Deputy killed by bootleggers in 1927 will get monument
Wednesday, March 15, 2017 6:00 PM
A monument memorializing a Neshoba County deputy sheriff ambushed and killed in the line of duty in 1927 will be dedicated on March 25 near Burnside Park where he was shot.
John Adam Myers, the former sheriff’s deputy, was ambushed on his way into town to deliver depositions in a criminal case on Oct. 7, 1927.
The ambush occurred near the entrance to what is now Burnside Lake Park where the monument will be dedicated after the city denied a request last year for it to be placed in town.
The monument will be dedicated at 1:30 p.m. at the park entrance. Sheriff Tommy Waddell said he hoped to attend the dedication if possible.
“I had always heard the story in my early years of law enforcement through [the late deputy] Greg George, his great-grandson,” Waddell said.
“The family has been working on this for the past year or two. They had called me and asked me if I had any objections to it which I didn’t. They were trying to get the ball rolling.”

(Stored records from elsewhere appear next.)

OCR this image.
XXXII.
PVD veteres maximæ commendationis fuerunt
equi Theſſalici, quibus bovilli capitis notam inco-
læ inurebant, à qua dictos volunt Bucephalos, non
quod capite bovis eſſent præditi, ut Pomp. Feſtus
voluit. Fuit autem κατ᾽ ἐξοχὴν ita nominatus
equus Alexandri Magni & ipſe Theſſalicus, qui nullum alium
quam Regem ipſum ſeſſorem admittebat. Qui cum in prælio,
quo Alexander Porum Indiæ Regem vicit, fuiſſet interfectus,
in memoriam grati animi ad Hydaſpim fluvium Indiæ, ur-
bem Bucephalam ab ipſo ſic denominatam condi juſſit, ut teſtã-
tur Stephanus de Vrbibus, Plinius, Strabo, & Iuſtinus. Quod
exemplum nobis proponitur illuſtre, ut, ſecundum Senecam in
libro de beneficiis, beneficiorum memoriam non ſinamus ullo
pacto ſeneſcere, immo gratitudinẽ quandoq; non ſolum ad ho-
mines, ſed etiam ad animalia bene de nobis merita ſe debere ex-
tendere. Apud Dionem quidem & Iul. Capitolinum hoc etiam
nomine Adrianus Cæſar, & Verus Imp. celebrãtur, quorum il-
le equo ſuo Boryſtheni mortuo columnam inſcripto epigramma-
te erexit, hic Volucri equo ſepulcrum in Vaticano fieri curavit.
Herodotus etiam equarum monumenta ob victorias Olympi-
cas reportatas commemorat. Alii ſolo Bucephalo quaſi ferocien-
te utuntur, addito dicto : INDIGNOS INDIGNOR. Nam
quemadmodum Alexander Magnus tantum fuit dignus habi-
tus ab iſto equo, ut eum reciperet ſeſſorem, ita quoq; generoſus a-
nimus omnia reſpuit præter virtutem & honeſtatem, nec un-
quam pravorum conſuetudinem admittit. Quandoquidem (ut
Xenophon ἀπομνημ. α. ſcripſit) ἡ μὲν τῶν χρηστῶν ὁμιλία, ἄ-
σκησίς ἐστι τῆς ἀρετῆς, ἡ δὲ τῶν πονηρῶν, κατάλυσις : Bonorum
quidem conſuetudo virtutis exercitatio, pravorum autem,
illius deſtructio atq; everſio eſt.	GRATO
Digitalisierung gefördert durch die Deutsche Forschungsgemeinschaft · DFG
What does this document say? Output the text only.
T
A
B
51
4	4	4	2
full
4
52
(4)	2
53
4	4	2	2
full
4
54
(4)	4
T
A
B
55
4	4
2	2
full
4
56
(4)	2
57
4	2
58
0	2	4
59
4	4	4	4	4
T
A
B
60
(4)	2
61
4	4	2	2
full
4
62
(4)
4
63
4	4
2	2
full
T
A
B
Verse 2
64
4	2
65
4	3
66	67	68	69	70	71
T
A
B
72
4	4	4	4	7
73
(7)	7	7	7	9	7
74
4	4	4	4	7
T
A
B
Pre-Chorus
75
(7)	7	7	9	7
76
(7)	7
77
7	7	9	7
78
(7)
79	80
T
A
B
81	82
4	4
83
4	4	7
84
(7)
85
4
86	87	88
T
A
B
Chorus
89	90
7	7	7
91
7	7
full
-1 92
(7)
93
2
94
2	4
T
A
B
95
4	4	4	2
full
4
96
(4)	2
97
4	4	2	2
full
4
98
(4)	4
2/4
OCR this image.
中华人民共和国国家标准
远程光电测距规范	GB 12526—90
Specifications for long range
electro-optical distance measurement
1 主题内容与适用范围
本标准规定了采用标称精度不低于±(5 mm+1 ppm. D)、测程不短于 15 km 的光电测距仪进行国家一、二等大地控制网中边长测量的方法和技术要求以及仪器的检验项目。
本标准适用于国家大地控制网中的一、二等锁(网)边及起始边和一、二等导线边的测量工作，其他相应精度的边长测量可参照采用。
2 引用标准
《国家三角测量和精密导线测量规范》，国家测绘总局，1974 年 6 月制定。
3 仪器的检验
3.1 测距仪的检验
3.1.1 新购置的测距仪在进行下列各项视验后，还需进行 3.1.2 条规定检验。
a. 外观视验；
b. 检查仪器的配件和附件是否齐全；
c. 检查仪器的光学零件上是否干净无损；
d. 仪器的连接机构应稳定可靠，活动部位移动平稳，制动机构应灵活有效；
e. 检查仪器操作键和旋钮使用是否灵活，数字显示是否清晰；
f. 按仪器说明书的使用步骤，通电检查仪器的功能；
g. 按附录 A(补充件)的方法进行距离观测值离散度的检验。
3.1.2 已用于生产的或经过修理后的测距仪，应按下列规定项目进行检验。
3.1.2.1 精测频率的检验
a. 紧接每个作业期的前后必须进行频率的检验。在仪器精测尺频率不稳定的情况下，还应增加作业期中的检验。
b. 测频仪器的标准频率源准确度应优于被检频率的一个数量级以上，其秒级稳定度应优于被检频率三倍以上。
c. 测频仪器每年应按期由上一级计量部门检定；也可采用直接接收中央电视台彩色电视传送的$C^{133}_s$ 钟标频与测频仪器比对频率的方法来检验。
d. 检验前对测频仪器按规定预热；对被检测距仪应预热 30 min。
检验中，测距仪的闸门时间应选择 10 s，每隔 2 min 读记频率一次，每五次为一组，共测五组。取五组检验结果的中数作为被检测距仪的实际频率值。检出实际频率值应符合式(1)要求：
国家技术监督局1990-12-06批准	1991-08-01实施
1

Waddell said as far as he knew, Myers is the only Neshoba deputy killed in the line of duty.
Myers’ great-grandson, Paul Hanser, formerly of Philadelphia and now of Wimberley, Texas, said this will be the first time in 90 years that Myers’s sacrifice will be recognized with a monument.
He said his great-grandfather was killed by Virgil Dunn, a bootlegger he had sent to prison a year or so earlier through his testimony as the chief prosecuting witness.
Hanser said Dunn, a trustee, escaped from Parchman about a month or so before the ambush.
The Oct. 13, 1927, edition The Neshoba Democrat reported the ambush with the headline: “Dastardly murder of officer arouses county.”
The newspaper story said citizens were “speaking of it as an outrage of law and the public seems to share the opinion of Sheriff Hays and his deputies that the murder is chargeable to moonshiners who sought revenge for Myers’ activities in trying to rid that section of the county of the bootlegger and the distiller.”
Myers was described as “a fearless officer, who had raided a score of distilleries in the past two years and apprehended many liquor law violators.”
Myers had testified in court the previous year as the chief prosecuting witness and “was instrumental in securing a number of convictions,” including Dunn’s.
The newspaper account said Myers “was driving toward Philadelphia at the time he met his death. Passers-by heard the gun shots, saw his car swerve to the side of the road and brought his body to Philadelphia.”
Dunn later pleaded guilty to Myers’ murder and received as life sentence.
Norma Massey, Myers’ great-granddaughter, initially made the request for a monument on behalf of the family, asking that it be erected in the city.
She told the Mayor and Board of Aldermen in January 2016 that the family had the money to erect the monument themselves and was asking for 35 square feet for the seven-foot tall marker in DeWeese Park, but noted they were open to suggestions for other locations as well.
After the request was denied by the mayor and board, the family pursued other venues.
Hanser remembers returning to his hometown every summer to stay with his grandparents, the Rev. Wiley and Ethel Myers Akins.
He has found an extensive amount of documentation over the years about the fallen officer. Largely through letters and old newspaper clippings, he has been able to piece together the story of his great-grandfather’s murder and the subsequent shooting of the man who shot him.
Hanser said his grandfather was on the FBI payroll at the time and had a Sheriff’s deputy badge.
He said, according to his research, badges from both agencies were taken after the officer was ambushed. He has a death certificate that notes Myers’ date of death as Oct. 7, 1927. The cause of death noted that he was “murdered in an ambush.”
Myers was married to Lucy Peebles Myers. He is buried in Cedarlawn Cemetery.
Myers was also the great-grandfather of Monica George Slaton, Anthony George and the late Greg George of Philadelphia, Sharon George Buntyn of Gulfport and Dr. Jeanne George of Baton Rouge, La., among others.